Dalam sebuah langkah yang mengundang perhatian publik, Wakil Presiden Indonesia Gibran Rakabuming Raka dibanjiri kritik atas aksinya membagikan skincare gratis kepada para siswa. Aksi ini berlangsung pada Selasa, 18 Februari 2025, saat ia melakukan pemantauan program Makan Bergizi Gratis (MBG) di SMA Negeri 13 Jakarta, Koja, Jakarta Utara. Namun, tindakan tersebut memicu komentar berbagai pihak, termasuk dari analis komunikasi politik Hendri Satrio, yang mengungkapkan keherannya.
Hendri Satrio, yang juga merupakan founder Lembaga Survei Kedai KOPI, dalam akun X-nya menyampaikan pertanyaan retoris, “Dari semilyar barang di dunia, mengapa kamu pilih kasih skincare?” Kata-kata ini jelas mencerminkan keresahan publik yang merasa bahwa tindakan Gibran tidak tepat sasaran.
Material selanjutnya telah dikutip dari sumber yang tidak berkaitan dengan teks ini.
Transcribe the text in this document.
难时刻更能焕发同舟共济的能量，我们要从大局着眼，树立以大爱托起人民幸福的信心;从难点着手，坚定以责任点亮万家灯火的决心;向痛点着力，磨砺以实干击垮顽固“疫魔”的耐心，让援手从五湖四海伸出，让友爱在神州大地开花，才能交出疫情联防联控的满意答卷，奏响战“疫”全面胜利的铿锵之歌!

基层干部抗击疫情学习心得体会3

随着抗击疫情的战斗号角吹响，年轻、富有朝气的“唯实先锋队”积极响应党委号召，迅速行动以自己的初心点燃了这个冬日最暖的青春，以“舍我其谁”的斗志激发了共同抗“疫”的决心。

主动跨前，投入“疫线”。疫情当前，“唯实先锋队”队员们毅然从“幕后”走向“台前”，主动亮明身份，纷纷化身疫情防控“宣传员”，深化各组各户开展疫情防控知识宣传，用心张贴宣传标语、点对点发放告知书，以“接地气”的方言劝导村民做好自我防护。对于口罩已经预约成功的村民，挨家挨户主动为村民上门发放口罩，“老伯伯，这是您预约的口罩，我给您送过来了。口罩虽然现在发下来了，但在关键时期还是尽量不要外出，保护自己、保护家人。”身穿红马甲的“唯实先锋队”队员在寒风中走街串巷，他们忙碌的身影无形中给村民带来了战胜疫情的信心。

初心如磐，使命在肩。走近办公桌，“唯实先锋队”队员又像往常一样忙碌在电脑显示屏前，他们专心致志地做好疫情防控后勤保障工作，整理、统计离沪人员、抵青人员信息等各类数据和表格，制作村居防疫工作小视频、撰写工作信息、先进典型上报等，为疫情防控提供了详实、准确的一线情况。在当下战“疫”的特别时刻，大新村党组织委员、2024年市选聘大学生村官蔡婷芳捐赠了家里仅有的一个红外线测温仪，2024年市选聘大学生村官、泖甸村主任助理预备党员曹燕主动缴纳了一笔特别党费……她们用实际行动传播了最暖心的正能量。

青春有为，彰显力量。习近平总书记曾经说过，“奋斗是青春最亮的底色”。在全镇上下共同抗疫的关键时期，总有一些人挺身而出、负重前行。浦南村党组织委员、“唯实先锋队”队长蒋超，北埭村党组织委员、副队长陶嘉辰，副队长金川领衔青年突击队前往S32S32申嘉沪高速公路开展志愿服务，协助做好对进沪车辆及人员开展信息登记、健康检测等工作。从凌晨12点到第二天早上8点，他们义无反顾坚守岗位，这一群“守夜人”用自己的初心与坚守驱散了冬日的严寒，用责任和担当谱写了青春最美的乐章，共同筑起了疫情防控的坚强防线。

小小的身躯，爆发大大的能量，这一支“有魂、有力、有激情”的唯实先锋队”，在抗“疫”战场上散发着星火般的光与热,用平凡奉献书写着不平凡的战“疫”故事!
Menurut Hensa, ada banyak benda lain yang bisa diberikan kepada siswa yang lebih mendukung kebutuhan pendidikan mereka.
Tanggapan netizen pun beragam. Beberapa dari mereka mengungkapkan keheranan dengan mencuitkan ide-ide alternatif yang dinilai lebih relevan, seperti memberikan deodoran untuk membantu siswa menjaga kebersihan. Selain itu, ada yang mencatat bahwa membagikan skincare lebih aman dibandingkan belajar ilmu yang lebih kompleks, menyoroti bagaimana topik tersebut tidak “nyambung” dengan situasi pendidikan saat ini.
Gibran, saat diberi kesempatan untuk memberikan klarifikasi, menjelaskan bahwa pembagian skincare dilakukan dengan harapan siswa dapat merawat kulit mereka agar tetap bersih dan terhindar dari jerawat. “Saya terbiasa membawa pelengkap saat memantau program MBG, sebelumnya saya juga memberikan jasa cukur gratis,” ujarnya. Walaupun kritik mengalir deras, Gibran menganggap julukan sebagai ‘Wakil Presiden berjualan skincare’ sebagai hal yang tidak masalah.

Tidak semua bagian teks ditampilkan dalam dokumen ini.